Sunday, March 2, 2014

Only in a bookstore: an unusual reason a customer is interested in a book

I have yet to hear of a customer walking in to a clothing store and request a pair of shoes or a cute outfit that he had good memories of as a child. But in a bookstore, this is a daily occurrence, with customers showing much joy in rediscovering a book they have read as a child hundreds of times and often their own children are brought along and forced to share the excitement.

This week, a typical looking Bais Yaakov Girl, with the uniform and all walks in to our store and requests books written by the Hozeh of Lublin.

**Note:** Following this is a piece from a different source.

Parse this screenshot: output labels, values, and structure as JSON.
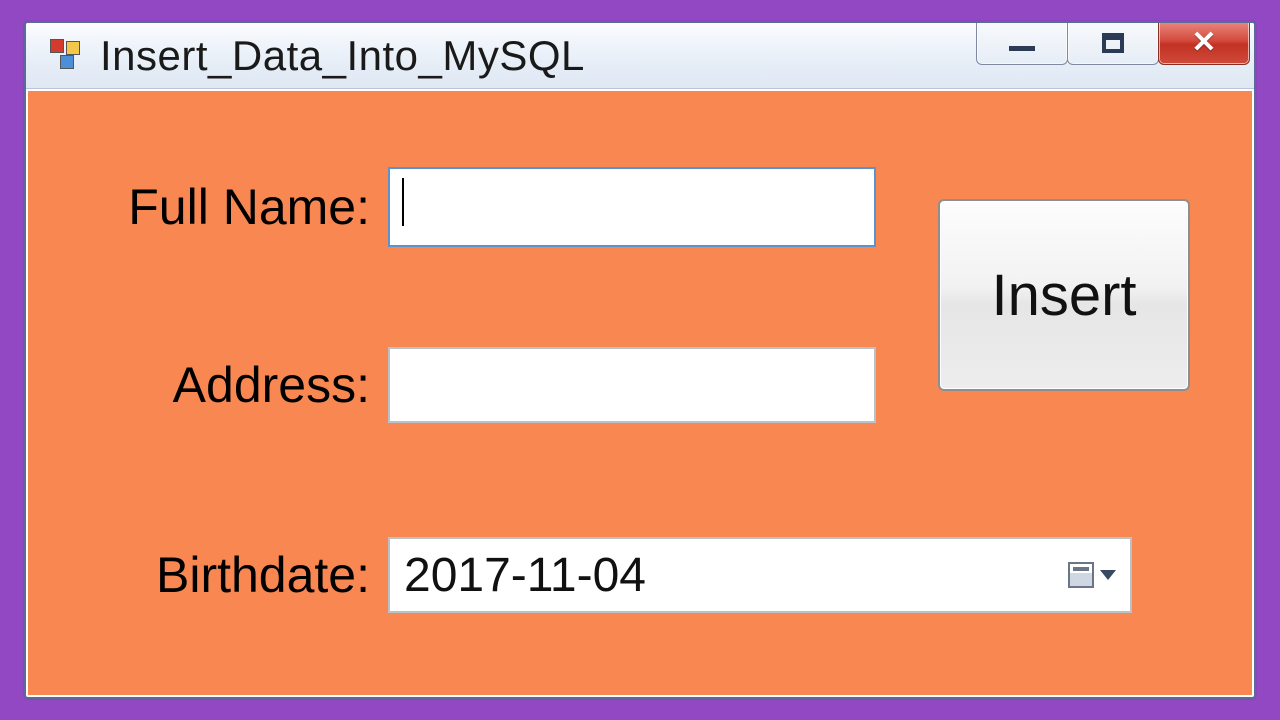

Not a standard reading for today's youth by any means, I innocently asked about the reason for her interest. "He has been appearing to me in my dreams for the last few months and I figured I should read some of his works to find out a bit about him".

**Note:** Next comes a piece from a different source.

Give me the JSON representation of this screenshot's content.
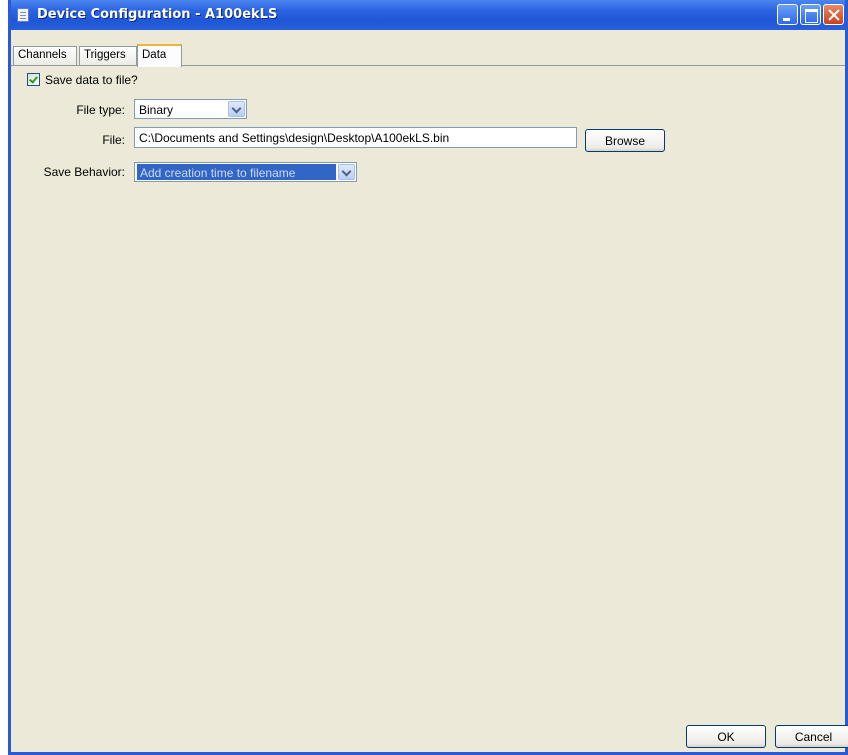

  1. Commission her to paint a portrait of him.

    Or at least get a description for us! ;-)

    1. If the version of the story of the death of the Choze that appears in David Assaf's book Ne'ehaz Basevach is correct, the Choze might in fact coming down to this world as a dybbuk looking for peace from his punishment for his committing suicide.
      "the most vulgar document published by Assaf is quite clearly the tale recounting the “fall” of the famed founder of Polish Hasidism, Rabbi Yaakov Yitzhak Horowitz (1745-1815), popularly known as the khoyze, or seer, of Lublin. What is known is that sometime during the celebration of Simchat Torah in 1814, the severely inebriated seer fell, or more likely jumped, out the second-story window of his room above the Hasidic shtibl where he held court. Like the affair of Rabbi Moshe’s conversion to Christianity, Hasidic hagiography has managed to transform what was either a drunken mishap or a deliberate suicide attempt into a mystical affair signifying a failed attempt to hasten the messiah’s arrival"

  2. May I ask what this jumper dress is called in Hebrew?